Os ETFs de renda fixa ligados ao Tesouro IPCA+ podem seguir estratégias diferentes, mesmo tendo como referência títulos públicos corrigidos pela inflação. A principal novidade está nos fundos com vencimento definido, como TD3511, TD5011 e TD6011, que acompanham carteiras associadas, respectivamente, a títulos com vencimento em 2035, 2050 e 2060. Neles, a sensibilidade aos juros diminui naturalmente com o passar do tempo, em vez de ser mantida constante por rebalanceamentos.

Dois modelos de ETF ligados ao Tesouro IPCA+

Para entender a diferença, é preciso observar como cada estratégia administra o prazo dos títulos. ETFs como B5P211, IMAB11 e IB5M11 acompanham índices da família IMA-B, formados por diferentes NTN-Bs, os títulos públicos corrigidos pelo IPCA. Como esses papéis têm datas de vencimento variadas, os índices são ajustados periodicamente.

Esse mecanismo busca preservar determinadas características de prazo e de exposição à curva de juros. No B5P211, por exemplo, o índice de referência é o IMA-B5 P2, composto por títulos indexados à inflação com prazo inferior a cinco anos e prazo médio de repactuação mínimo de dois anos.

Na prática, esses fundos seguem uma estratégia de duration constante. Duration é uma medida que estima quanto o preço de um título tende a variar quando as taxas de juros mudam.
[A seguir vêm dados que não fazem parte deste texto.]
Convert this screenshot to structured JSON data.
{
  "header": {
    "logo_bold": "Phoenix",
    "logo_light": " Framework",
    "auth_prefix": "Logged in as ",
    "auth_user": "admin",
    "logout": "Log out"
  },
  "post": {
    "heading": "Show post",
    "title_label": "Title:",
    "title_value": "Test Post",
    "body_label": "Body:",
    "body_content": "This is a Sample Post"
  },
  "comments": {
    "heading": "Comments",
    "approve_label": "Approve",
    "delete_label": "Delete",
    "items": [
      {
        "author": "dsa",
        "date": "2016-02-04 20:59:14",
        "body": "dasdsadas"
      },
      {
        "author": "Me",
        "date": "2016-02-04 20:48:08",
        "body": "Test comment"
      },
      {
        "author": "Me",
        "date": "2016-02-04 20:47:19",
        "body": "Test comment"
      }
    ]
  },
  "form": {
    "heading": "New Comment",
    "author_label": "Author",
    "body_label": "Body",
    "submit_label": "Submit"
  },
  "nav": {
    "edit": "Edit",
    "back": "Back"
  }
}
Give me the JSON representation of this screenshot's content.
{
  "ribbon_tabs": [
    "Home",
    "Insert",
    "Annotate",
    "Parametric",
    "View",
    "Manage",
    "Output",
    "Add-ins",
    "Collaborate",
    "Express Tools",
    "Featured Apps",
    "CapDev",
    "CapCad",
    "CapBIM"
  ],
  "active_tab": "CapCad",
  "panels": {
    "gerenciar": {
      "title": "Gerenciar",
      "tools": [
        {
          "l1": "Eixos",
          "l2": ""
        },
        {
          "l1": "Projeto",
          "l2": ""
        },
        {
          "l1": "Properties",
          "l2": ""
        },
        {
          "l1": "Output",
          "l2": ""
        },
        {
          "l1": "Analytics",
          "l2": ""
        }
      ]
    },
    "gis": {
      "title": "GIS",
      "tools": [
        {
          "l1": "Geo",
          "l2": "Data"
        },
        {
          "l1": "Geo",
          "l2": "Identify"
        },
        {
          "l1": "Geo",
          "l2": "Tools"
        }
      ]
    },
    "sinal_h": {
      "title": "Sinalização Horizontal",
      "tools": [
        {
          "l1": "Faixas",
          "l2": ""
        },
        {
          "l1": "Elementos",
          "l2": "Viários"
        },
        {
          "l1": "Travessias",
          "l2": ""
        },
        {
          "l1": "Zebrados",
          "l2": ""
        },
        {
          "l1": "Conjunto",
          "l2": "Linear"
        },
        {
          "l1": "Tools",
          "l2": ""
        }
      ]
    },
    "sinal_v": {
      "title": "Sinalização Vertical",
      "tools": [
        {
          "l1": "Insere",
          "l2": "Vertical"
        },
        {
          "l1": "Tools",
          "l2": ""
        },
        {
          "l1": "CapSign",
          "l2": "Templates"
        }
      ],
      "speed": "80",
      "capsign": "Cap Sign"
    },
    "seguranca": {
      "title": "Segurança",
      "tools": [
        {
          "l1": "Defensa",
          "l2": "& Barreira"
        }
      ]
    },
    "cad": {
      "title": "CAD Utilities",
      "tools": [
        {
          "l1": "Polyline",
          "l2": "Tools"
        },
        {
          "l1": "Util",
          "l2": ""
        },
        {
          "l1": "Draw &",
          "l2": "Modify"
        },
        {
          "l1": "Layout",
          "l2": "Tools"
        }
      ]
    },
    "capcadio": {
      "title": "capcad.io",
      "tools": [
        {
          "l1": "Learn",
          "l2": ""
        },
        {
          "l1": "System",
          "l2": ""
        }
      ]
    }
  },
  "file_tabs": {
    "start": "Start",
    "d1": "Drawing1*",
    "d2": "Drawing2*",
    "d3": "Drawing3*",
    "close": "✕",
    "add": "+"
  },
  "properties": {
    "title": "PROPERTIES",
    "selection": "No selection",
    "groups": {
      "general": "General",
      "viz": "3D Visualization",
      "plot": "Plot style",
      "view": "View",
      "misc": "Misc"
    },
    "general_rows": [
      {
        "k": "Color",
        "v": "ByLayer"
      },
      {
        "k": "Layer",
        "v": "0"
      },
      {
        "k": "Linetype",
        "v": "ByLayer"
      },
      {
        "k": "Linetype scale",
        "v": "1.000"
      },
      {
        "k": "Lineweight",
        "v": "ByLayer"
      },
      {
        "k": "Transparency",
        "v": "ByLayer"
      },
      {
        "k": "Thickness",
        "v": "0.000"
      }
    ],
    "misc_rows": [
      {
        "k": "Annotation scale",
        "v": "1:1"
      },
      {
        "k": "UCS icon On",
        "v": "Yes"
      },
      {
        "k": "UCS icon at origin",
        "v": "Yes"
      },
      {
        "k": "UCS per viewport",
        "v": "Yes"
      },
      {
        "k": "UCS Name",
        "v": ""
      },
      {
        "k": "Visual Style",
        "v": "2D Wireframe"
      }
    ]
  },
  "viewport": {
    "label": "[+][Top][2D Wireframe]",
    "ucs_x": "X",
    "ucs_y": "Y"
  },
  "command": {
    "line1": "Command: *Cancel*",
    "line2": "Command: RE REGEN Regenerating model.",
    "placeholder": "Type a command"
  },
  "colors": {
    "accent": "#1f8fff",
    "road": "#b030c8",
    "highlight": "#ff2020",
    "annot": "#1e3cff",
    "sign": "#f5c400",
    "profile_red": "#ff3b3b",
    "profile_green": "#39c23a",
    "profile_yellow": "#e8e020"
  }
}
Como os títulos da carteira são substituídos ou rebalanceados, a exposição permanece relativamente estável ao longo do tempo.

O que muda nos ETFs com data de vencimento

Nos ETFs TD3511, TD5011 e TD6011, cada carteira está vinculada a uma data específica. O investidor escolhe, portanto, não apenas uma exposição a títulos corrigidos pela inflação, mas também uma referência de prazo: 2035, 2050 ou 2060.

Como o vencimento é fixo, o tempo restante até a data final diminui a cada ano. Essa redução faz a duration cair gradualmente. Um título que vence daqui a 20 anos tende a reagir mais intensamente a uma mudança nos juros do que outro com vencimento em três anos.

Esse efeito altera o comportamento do investimento. Quando as taxas de mercado sobem ou descem, o preço dos títulos pode sofrer a chamada marcação a mercado, que é a atualização do valor do papel de acordo com os juros praticados no momento. Nos ETFs com vencimento definido, essa sensibilidade tende a diminuir conforme a data de referência se aproxima.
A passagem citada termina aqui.